Abdullahi links the suspicion to a declaration by Vincent
Ogbulafor, then national chairman of the Peoples Democratic Party (PDP), that
the presidency would remain in the north in 2011.
He said Saraki participated in a northern consensus
arrangement that would have pitched a northern candidate against Jonathan at
the party primaries.
Abdullahi said that although Saraki later lost out to Atiku
Abubakar in the consensus process and reportedly supported Jonathan, this “did
nothing to assure the president of Saraki’s good intentions towards him”.
He said the tensions deepened during the fuel subsidy crisis
of early 2012.
According to Abdullahi, the Jonathan presidency believed
Saraki instigated the crisis through his October 2011 motion in the senate
seeking a probe into fuel subsidy payments.
He said the subsidy removal and the protests that followed
“shook the Jonathan government to its very foundations”.

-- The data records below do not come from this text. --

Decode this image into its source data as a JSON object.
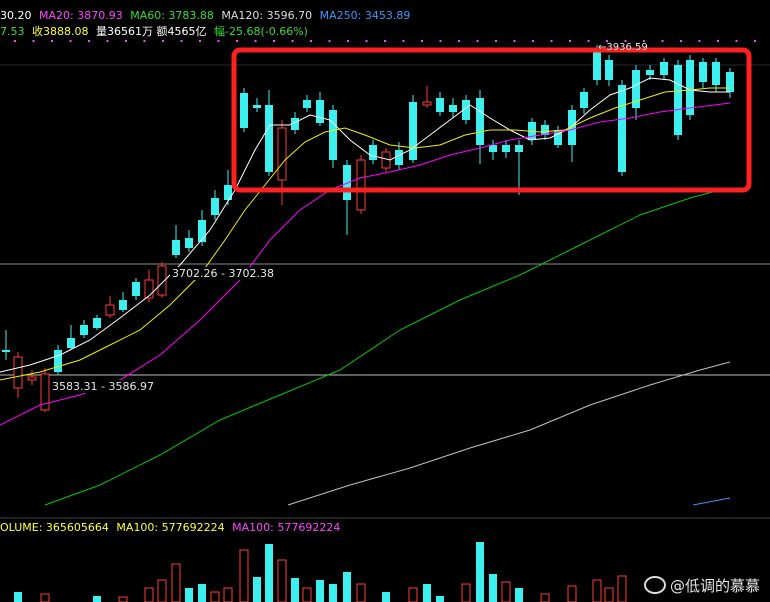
{
  "ma_line1": {
    "ma5_fragment": "30.20",
    "ma20": "MA20: 3870.93",
    "ma60": "MA60: 3783.88",
    "ma120": "MA120: 3596.70",
    "ma250": "MA250: 3453.89"
  },
  "ma_line2": {
    "open_fragment": "7.53",
    "close": "收3888.08",
    "volume": "量36561万",
    "amount": "额4565亿",
    "change": "幅-25.68(-0.66%)"
  },
  "price_labels": {
    "high": "3936.59",
    "level_a": "3702.26 - 3702.38",
    "level_b": "3583.31 - 3586.97"
  },
  "volume_header": {
    "volume": "OLUME: 365605664",
    "ma100_a": "MA100: 577692224",
    "ma100_b": "MA100: 577692224"
  },
  "watermark": "@低调的慕慕",
  "colors": {
    "up": "#ff3c3c",
    "down": "#3cf0f0",
    "ma5": "#ffffff",
    "ma10": "#f0f000",
    "ma20": "#ff00ff",
    "ma60": "#00c800",
    "ma120": "#c0c0c0",
    "highlight_box": "#ff2020"
  }
}
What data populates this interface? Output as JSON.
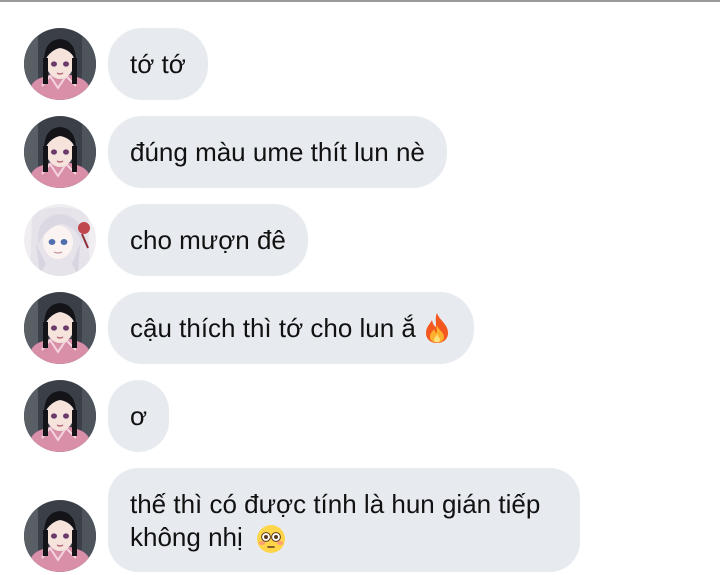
{
  "messages": [
    {
      "sender": "friend",
      "text": "tớ tớ",
      "emoji": null
    },
    {
      "sender": "friend",
      "text": "đúng màu ume thít lun nè",
      "emoji": null
    },
    {
      "sender": "me",
      "text": "cho mượn đê",
      "emoji": null
    },
    {
      "sender": "friend",
      "text": "cậu thích thì tớ cho lun ắ",
      "emoji": "fire-emoji"
    },
    {
      "sender": "friend",
      "text": "ơ",
      "emoji": null
    },
    {
      "sender": "friend",
      "text": "thế thì có được tính là hun gián tiếp không nhị",
      "emoji": "flushed-face-emoji"
    }
  ],
  "colors": {
    "bubble": "#e7ebf0",
    "text": "#111111",
    "background": "#ffffff"
  }
}
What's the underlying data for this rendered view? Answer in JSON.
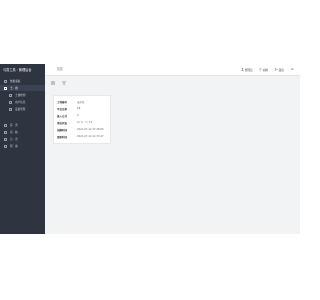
{
  "sidebar": {
    "title": "弓箭工具 · 管理后台",
    "items": [
      {
        "label": "数据看板"
      },
      {
        "label": "土 · 用"
      },
      {
        "label": "土壤检测"
      },
      {
        "label": "用户信息"
      },
      {
        "label": "设备管理"
      },
      {
        "label": "任 · 务"
      },
      {
        "label": "系 · 统"
      },
      {
        "label": "日 · 志"
      },
      {
        "label": "帮 · 助"
      }
    ]
  },
  "topbar": {
    "breadcrumb": "首页",
    "actions": [
      {
        "label": "管理员",
        "icon": "user-icon"
      },
      {
        "label": "切换",
        "icon": "switch-icon"
      },
      {
        "label": "退出",
        "icon": "logout-icon"
      }
    ]
  },
  "detail": {
    "rows": [
      {
        "key": "土地编号",
        "value": "未命名"
      },
      {
        "key": "平台名称",
        "value": "1B"
      },
      {
        "key": "接入方式",
        "value": "0"
      },
      {
        "key": "地址状态",
        "value": "0 / 4 · 7 / 13"
      },
      {
        "key": "创建时间",
        "value": "2021-07-12 17:28:06"
      },
      {
        "key": "更新时间",
        "value": "2021-07-14 11:33:47"
      }
    ]
  },
  "colors": {
    "sidebar": "#2e3440",
    "background": "#f2f3f5",
    "card": "#ffffff"
  }
}
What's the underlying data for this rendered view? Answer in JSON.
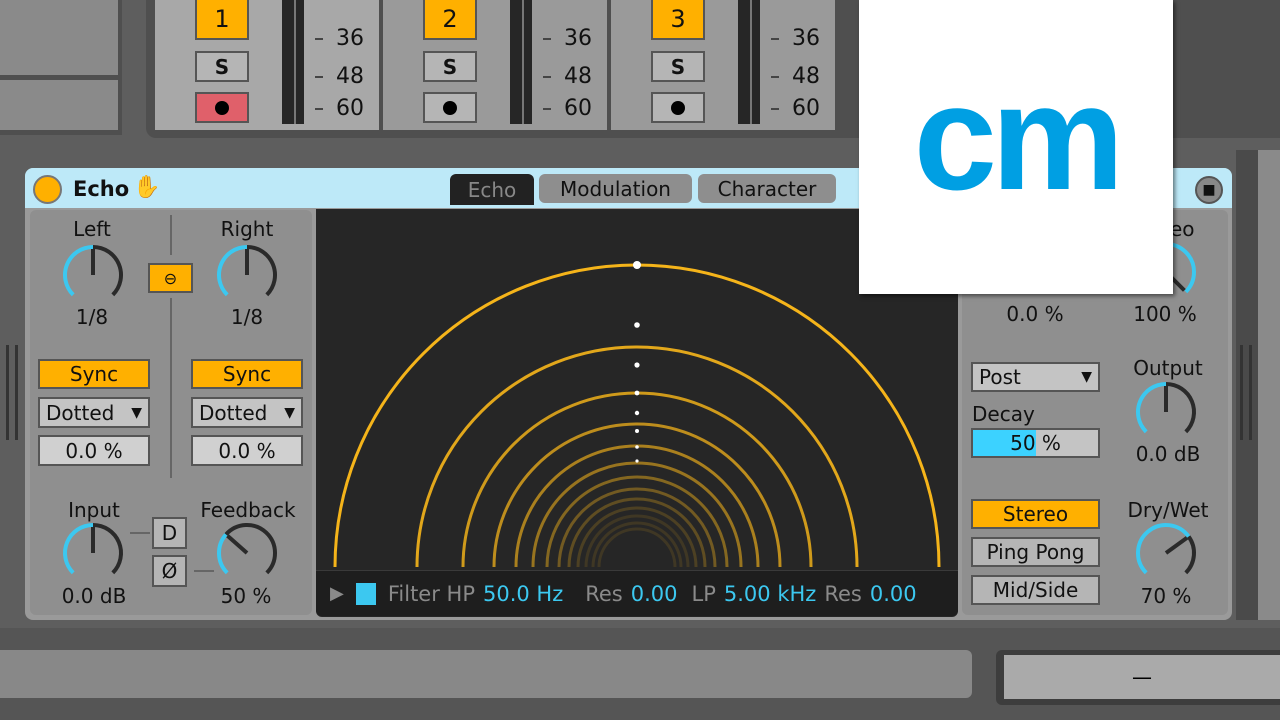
{
  "tracks": [
    {
      "number": "1",
      "solo": "S",
      "arm_icon": "clock-icon",
      "arm_color": "#e0606a",
      "scale": [
        "36",
        "48",
        "60"
      ]
    },
    {
      "number": "2",
      "solo": "S",
      "arm_icon": "record-dot-icon",
      "arm_color": "#b5b5b5",
      "scale": [
        "36",
        "48",
        "60"
      ]
    },
    {
      "number": "3",
      "solo": "S",
      "arm_icon": "record-dot-icon",
      "arm_color": "#b5b5b5",
      "scale": [
        "36",
        "48",
        "60"
      ]
    }
  ],
  "device": {
    "title": "Echo",
    "hand_icon": "hand-icon",
    "tabs": [
      "Echo",
      "Modulation",
      "Character"
    ],
    "active_tab": "Echo"
  },
  "left": {
    "label": "Left",
    "value": "1/8",
    "sync": "Sync",
    "mode": "Dotted",
    "offset": "0.0 %"
  },
  "right": {
    "label": "Right",
    "value": "1/8",
    "sync": "Sync",
    "mode": "Dotted",
    "offset": "0.0 %"
  },
  "input": {
    "label": "Input",
    "value": "0.0 dB"
  },
  "feedback": {
    "label": "Feedback",
    "value": "50 %"
  },
  "d_button": "D",
  "phase_button": "Ø",
  "filter": {
    "label": "Filter HP",
    "hp": "50.0 Hz",
    "res1_label": "Res",
    "res1": "0.00",
    "lp_label": "LP",
    "lp": "5.00 kHz",
    "res2_label": "Res",
    "res2": "0.00"
  },
  "rightpanel": {
    "knob1_value": "0.0 %",
    "stereo_label": "eo",
    "stereo_value": "100 %",
    "post": "Post",
    "decay_label": "Decay",
    "decay": "50 %",
    "decay_fraction": 0.5,
    "output_label": "Output",
    "output": "0.0 dB",
    "modes": [
      "Stereo",
      "Ping Pong",
      "Mid/Side"
    ],
    "active_mode": "Stereo",
    "drywet_label": "Dry/Wet",
    "drywet": "70 %"
  },
  "logo": {
    "text": "cm",
    "color": "#009fe3"
  },
  "bottom": {
    "field": "—"
  },
  "colors": {
    "accent": "#ffb000",
    "blue": "#3cc8f0",
    "header": "#bde9f8"
  }
}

Abdullahi said the crisis was widely believed to be “the
single most significant event that contributed to Jonathan’s unprecedented
defeat in the 2015 general elections”.
He said Saraki and Jonathan later met after the crisis subsided, at a time when the Economic and Financial Crimes Commission (EFCC) had begun probing Saraki and his family.
According to Abdullahi, Saraki asked Jonathan why the EFCC
was being used to harass him if the president desired a cordial relationship.
He said Jonathan denied involvement and promised to
investigate, describing the meeting as an attempt at reconciliation.